Behind the Curtain: Dis/Appearing in Surrealist Art. Claudia Blümle

Nowhere in the visual arts has the relation between disappearing and appearing been dealt with as explicitly as in Surrealism. Concealing curtains indicate what is half hidden; veiling fabrics let one sense an object’s plasticity beneath. These were central techniques in Surrealist painting and photography. Giorgio de Chirico’s Enigma of the Oracle (1909) and Man Ray’s long term project The Enigma of Isidore Ducasse (1911-1970) can be cited as examples. Framed by a manifesto about the role of the dream, Man Ray’s Enigma was already printed on the front cover of the first edition of the paper La Révolution surréaliste in 1924. Accordingly, Ray’s veiled and photographed object gained manifesto-like status within the Surrealist movement for visualizing the undefinable and foreign «something» in a paradigmatic way. In doing so, this artistic strategy that was already central to the work of de Chirico points to a specific representation of the unveiling, which presents a veiling at the same time. As will be shown in this paper, the relation between disappearing and appearing, between veiling and unveiling, is not simply visualized in Surrealism. In its structure of presence and absence, it is, instead, dissected analytically and, at the same time, sensuously.
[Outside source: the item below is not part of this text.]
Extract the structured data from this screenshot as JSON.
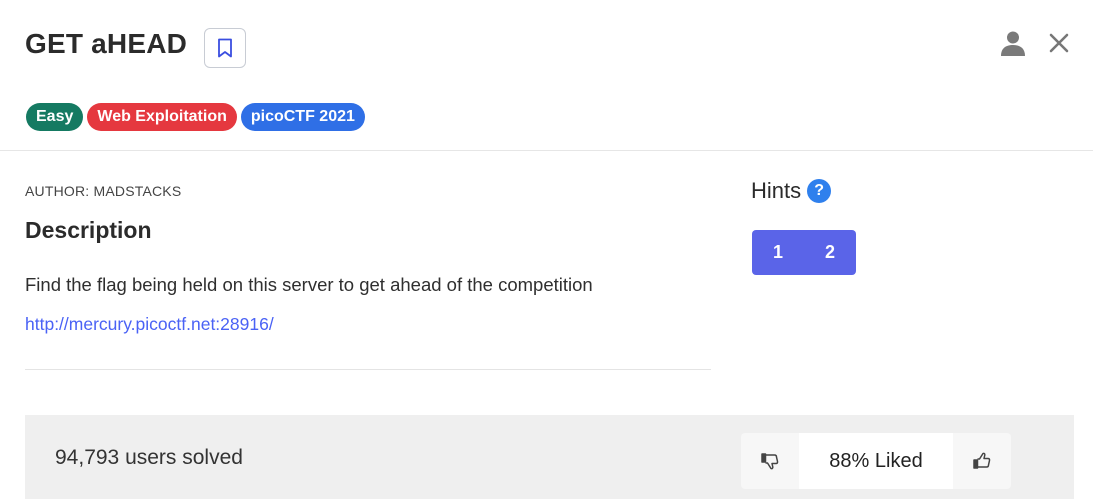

BIO/BIB ­— Claudia Blümle has been Professor of History and Theory of Form at the Institute of Art and Visual History at the Humboldt-Universität zu Berlin since 2014. From 2009 to 2014 she held a Professorship for Aesthetics and Art Sciences at the Academy of Fine Arts, Münster. She has been co-editor of the journal Regards croisés. Deutsch-französisches Rezensionsjournal zur Kunstgeschichte und Ästhetik since 2014. Her research interests lie in the field of aesthetics and art theory, law and image in early modern times, science and art in the 19th century, and French visual theory of the 20th century. Selected writings: Blickzähmung und Augentäuschung. Zu Jacques Lacans Bildtheorie, eds. Claudia Blümle and Anne von der Heiden, Berlin / Zurich: Diaphanes 2005 (2nd edition 2009); Struktur, Figur, Kontur. Abstraktion in Kunst und Lebenswissenschaften, eds. Claudia Blümle and Armin Schäfer, Berlin / Zurich: Diaphanes 2007; «Henri Maldiney», in: Bildtheorien aus Frankreich, eds. Kathrin Busch and Iris Därmann, 2011, 255-264; «Visuelle Emergenz. El Grecos Verkündigungen», in: Der Grund. Das Feld des Sichtbaren, eds. Gottfried Boehm and Matteo Burioni, Munich 2012, 189-221, and «Farbe – Form – Rhythmus», in: Bild. Ein interdisziplinäres Handbuch, eds. Stephan Guenzel and Dieter Mersch, Stuttgart: Metzler 2014, 340-346.